We’ve put together some commonly asked questions to give you more information about STEPDive and our product offering. If you have a question that you can’t find the answer to, please contact us for more information.
Are weights incorporated into the harness?
No, the STEPDive harness does not utilise integrated weights. Students only need to wear a 1 – 2 kg weight-belt to counter any buoyancy created by a wetsuit. At the end of a dive (or in an emergency situation), positive buoyancy is established by simply removing the belt and securing it to the raft for easy in-water transportation.
How is pressure monitored?
With the exception of the STEPDive Mini, all STEPDive systems are equipped with a regular SCUBA EN250 certified Submersible Pressure Gauge (SPG) that is fitted to the harness worn by the lead diver.
How visible is STEPDive to other boats/watercraft?
The raft is bright orange, 1.5m long and the dive flag (dimensions of 50cm x 30cm) is positioned 1m above the raft. We’ve made STEPDive bigger and the flag higher than any other system on the market to ensure maximum visibility.
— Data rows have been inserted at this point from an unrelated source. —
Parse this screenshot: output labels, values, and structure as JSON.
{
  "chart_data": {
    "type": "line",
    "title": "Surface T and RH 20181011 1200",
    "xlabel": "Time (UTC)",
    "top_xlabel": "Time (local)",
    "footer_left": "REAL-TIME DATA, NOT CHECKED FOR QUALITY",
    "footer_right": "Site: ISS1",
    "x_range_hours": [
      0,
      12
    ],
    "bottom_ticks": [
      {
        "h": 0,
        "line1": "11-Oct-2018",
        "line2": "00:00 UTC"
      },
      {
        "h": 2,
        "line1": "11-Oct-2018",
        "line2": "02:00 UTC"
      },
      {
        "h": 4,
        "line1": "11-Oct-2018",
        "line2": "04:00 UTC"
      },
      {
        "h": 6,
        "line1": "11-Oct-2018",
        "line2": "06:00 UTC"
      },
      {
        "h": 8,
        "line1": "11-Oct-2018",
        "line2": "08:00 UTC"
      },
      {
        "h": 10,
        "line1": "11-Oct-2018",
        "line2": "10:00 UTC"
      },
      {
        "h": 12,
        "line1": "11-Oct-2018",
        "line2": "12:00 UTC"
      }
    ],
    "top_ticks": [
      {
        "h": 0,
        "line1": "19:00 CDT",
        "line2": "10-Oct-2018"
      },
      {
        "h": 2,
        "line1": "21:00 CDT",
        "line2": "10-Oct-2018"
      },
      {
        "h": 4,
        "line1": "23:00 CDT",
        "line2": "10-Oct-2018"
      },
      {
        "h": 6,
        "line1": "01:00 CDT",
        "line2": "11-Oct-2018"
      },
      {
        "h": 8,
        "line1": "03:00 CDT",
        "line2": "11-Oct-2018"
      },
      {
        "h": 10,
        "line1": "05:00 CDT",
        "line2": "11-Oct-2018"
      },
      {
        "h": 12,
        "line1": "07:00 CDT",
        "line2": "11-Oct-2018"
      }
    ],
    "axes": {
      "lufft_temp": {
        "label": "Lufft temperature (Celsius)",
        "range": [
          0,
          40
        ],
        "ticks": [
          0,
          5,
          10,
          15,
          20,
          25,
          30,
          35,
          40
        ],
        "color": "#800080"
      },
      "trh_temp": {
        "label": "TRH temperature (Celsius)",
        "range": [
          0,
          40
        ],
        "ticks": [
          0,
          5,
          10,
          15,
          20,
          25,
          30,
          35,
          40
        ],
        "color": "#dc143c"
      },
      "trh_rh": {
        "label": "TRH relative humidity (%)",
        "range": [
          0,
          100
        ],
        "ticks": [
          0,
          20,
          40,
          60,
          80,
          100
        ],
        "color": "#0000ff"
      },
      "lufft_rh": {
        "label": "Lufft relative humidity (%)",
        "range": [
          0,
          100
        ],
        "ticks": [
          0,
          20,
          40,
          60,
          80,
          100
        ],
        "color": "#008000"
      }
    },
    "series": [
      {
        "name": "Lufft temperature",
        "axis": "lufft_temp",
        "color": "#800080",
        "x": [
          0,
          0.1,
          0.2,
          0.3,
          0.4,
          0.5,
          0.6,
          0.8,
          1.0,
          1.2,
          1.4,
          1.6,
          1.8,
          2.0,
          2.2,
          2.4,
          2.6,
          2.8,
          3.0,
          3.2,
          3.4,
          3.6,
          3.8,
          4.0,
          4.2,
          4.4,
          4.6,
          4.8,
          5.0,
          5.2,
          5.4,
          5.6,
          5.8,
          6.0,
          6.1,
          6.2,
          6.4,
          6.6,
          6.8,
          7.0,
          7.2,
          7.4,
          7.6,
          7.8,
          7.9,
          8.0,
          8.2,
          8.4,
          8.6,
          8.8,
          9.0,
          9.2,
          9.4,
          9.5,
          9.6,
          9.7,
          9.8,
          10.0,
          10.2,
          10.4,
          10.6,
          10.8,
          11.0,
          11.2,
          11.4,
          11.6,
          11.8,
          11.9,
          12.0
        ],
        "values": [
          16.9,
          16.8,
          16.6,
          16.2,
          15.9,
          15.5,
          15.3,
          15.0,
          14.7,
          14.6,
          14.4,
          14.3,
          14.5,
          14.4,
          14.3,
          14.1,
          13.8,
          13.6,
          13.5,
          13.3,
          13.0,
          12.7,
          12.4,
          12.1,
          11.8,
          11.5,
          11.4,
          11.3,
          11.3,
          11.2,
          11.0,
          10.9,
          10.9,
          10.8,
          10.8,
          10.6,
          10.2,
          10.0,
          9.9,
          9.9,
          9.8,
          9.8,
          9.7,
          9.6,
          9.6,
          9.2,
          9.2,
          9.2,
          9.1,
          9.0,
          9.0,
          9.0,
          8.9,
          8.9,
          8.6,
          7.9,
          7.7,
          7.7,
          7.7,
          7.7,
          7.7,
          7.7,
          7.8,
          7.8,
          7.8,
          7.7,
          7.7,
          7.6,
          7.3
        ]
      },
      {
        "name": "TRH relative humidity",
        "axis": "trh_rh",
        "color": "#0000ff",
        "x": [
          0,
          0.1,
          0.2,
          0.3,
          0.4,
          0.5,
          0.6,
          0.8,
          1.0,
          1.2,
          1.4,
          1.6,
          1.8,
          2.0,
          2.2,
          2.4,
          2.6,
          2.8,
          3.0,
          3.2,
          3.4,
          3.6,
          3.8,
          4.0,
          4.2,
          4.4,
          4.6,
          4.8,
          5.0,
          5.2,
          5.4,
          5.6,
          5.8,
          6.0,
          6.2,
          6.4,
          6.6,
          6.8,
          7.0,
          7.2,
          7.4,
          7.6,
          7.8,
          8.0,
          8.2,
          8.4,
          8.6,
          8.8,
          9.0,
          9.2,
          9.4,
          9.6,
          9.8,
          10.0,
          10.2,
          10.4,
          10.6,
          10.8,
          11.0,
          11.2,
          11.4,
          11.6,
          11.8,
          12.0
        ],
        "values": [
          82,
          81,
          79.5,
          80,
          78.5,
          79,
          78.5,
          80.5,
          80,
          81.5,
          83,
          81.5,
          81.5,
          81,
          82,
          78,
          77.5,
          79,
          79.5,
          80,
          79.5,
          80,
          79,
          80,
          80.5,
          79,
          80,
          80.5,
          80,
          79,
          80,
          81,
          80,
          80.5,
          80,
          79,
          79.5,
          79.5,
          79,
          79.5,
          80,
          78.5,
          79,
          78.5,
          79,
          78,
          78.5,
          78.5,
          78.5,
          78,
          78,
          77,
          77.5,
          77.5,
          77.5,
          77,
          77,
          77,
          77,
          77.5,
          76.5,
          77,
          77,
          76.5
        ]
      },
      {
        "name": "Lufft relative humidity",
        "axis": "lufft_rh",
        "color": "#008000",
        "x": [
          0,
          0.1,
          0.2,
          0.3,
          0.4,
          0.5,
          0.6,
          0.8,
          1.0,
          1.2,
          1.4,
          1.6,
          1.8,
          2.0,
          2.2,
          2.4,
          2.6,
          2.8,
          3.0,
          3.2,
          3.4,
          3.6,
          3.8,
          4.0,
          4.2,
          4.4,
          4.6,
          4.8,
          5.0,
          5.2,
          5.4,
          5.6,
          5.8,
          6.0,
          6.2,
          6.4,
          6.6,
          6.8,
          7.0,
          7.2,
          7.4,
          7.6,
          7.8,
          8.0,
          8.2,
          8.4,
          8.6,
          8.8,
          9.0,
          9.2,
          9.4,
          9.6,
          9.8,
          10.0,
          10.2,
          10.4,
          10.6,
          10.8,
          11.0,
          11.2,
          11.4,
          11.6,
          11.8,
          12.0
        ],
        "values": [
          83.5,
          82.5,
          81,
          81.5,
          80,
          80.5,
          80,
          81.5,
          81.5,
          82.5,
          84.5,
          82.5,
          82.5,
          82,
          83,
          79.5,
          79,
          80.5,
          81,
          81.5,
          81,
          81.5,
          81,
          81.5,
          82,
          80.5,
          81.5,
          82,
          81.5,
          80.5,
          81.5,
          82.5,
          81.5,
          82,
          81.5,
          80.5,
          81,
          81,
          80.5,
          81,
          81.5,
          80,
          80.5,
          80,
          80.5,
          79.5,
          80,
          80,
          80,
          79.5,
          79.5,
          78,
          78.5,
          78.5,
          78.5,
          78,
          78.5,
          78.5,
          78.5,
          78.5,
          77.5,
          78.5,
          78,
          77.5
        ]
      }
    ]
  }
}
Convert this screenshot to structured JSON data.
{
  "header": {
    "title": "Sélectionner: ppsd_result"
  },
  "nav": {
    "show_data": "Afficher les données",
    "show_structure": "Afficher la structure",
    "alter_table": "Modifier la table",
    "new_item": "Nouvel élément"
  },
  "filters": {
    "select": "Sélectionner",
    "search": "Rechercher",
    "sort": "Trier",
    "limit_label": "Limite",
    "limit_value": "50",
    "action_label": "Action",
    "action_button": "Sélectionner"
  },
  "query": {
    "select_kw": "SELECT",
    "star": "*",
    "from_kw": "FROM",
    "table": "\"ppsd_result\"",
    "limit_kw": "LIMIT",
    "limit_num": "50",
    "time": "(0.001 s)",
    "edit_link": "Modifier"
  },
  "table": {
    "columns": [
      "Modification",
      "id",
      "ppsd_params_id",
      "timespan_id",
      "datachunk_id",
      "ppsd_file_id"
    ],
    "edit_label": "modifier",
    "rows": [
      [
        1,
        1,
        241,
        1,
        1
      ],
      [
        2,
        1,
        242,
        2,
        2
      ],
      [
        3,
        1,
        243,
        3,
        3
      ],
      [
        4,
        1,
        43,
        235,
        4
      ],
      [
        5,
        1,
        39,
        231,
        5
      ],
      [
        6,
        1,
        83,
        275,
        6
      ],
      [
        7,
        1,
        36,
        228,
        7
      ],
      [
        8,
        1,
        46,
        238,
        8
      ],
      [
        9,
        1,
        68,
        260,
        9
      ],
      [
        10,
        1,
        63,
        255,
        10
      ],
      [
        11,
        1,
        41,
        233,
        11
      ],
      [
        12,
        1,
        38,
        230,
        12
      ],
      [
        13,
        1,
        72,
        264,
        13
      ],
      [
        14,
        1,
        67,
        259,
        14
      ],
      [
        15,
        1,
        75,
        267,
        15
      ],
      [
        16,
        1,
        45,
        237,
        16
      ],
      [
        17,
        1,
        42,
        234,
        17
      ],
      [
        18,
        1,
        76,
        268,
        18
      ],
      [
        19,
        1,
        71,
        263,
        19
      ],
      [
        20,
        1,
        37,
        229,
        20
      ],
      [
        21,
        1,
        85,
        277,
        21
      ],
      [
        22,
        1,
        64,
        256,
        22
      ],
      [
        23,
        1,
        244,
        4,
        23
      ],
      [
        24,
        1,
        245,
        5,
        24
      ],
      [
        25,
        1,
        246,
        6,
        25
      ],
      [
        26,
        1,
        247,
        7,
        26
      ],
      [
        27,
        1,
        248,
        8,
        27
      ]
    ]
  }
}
Is a bail out system used?
The STEPDive system has a maximum depth of 5m, hence no additional air or emergency bail out mechanisms are required. Additionally, as the depth can be limited for the age/ability of the student, this ensures that they reach a level of comfort before progressing and reduces the likelihood of panic in an emergency situation.
How do you control your buoyancy?
Buoyancy is far more complex in regular SCUBA diving. For SCUBA, the tank size, material (aluminium or steel), changing weight as air is consumed plus a diver’s understanding of breathing techniques and BCD usage all contribute. STEPDive by comparison is incredibly easy! After completing a buoyancy test (usually only 1 – 2 kgs is required), a students position in the water is simply controlled by their breathing. Hence, the sensation of neutral buoyancy is enhanced (from wearing less equipment) and a greater understanding of how the lungs affect buoyancy underwater is developed – a key stepping stone towards a future peak performance buoyancy course.
What happens in an ‘out of air’ scenario?
An out of air situation should always be avoided and is risky in any scenario. Within the training, anyone who dives deeper than 1m will have the appropriate knowledge to avoid this situation entirely. However, should it occur, the shallow depths of the system and the remaining low pressure in the tank and hoses will still allow users several breaths to comfortably get to the surface.
Does someone always need to be present at the surface?
Children never dive alone – there is always a SCUBA certified adult/dive professional joining them underwater and managing the system. In a busy boating area, it is recommended that an additional person be present on surface lookout.